Dari Oktober hingga Maret, pantai-pantai itu dibanjiri plastik dan sampah laut yang terbawa arus, sehingga mengganggu pengalaman berlibur wisatawan.
Menjawab tantangan ini, Pemerintah Kabupaten Badung bersama pihak swasta memperkenalkan BeBot Smart Beach Cleaning Robot di FINNS Beach Club, Canggu. Robot bertenaga surya tersebut telah beroperasi selama tiga bulan, membersihkan bentangan pantai sepanjang 180 meter di kawasan Berawa dan Perancak.
Menariknya, robot ini memiliki harga sekitar 65 ribu dolar Amerika Serikat (AS) atau sekitar Rp 1 miliar.

“Robot ini bisa menjadi referensi untuk kita kembangkan. Harapannya, setiap desa adat di kawasan pesisir nantinya memiliki alat seperti ini,” ujar Wakil Bupati Badung, Alit Sucipta seperti dilansir Kumparan dari New York Post.
Menurut pihak pengelola pantai, kehadiran robot telah berdampak nyata. PT Pantai Semara Nusantara menyebut volume sampah yang masuk ke TPA turun signifikan, dari 80 persen menjadi hanya 20 persen. Targetnya, pada 2025, hanya 5 persen sampah yang berakhir di TPA.

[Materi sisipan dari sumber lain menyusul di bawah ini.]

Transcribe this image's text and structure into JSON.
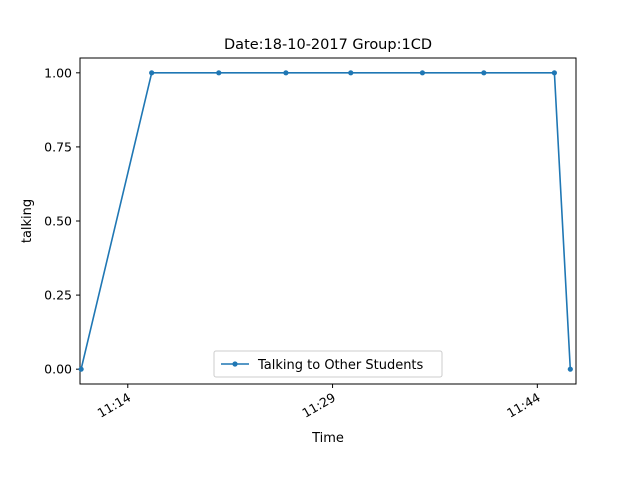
{
  "chart_data": {
    "type": "line",
    "title": "Date:18-10-2017  Group:1CD",
    "xlabel": "Time",
    "ylabel": "talking",
    "x_tick_labels": [
      "11:14",
      "11:29",
      "11:44"
    ],
    "y_tick_labels": [
      "0.00",
      "0.25",
      "0.50",
      "0.75",
      "1.00"
    ],
    "ylim": [
      -0.05,
      1.05
    ],
    "xlim": [
      "11:10:30",
      "11:46:50"
    ],
    "grid": false,
    "legend_position": "bottom-center",
    "series": [
      {
        "name": "Talking to Other Students",
        "color": "#1f77b4",
        "marker": "dot",
        "x": [
          "11:10:35",
          "11:15:45",
          "11:20:40",
          "11:25:35",
          "11:30:20",
          "11:35:35",
          "11:40:05",
          "11:45:15",
          "11:46:25"
        ],
        "values": [
          0,
          1,
          1,
          1,
          1,
          1,
          1,
          1,
          0
        ]
      }
    ]
  }
}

Kebersihan Sebagai Daya Tarik Wisata
Kebijakan ini sejalan dengan langkah Pemerintah Provinsi Bali yang resmi menutup TPA Suwung, salah satu tempat pembuangan sampah terbesar di pulau itu. Sejumlah LSM lingkungan seperti Mudfish No Plastic dan Sungai Watch juga aktif melakukan aksi bersih-bersih serta membangun sistem daur ulang untuk menjaga kelestarian lingkungan.
Bagi dunia pariwisata Bali, langkah ini sangat krusial. Kebersihan pantai tak hanya soal lingkungan, tetapi juga menyangkut citra Bali sebagai destinasi wisata kelas dunia.

Wisatawan mancanegara yang datang mencari pantai eksotis tentu berharap menemukan hamparan pasir bersih, bebas dari plastik dan sampah.
Dengan kombinasi teknologi modern, dukungan pemerintah, dan keterlibatan masyarakat, Bali menunjukkan komitmennya menjaga keberlanjutan pariwisata sekaligus meningkatkan kenyamanan wisatawan.
“Pariwisata Bali bukan hanya soal keindahan alam, tapi juga bagaimana kita merawatnya agar tetap menjadi surga dunia,” ujar Alit Sucipta.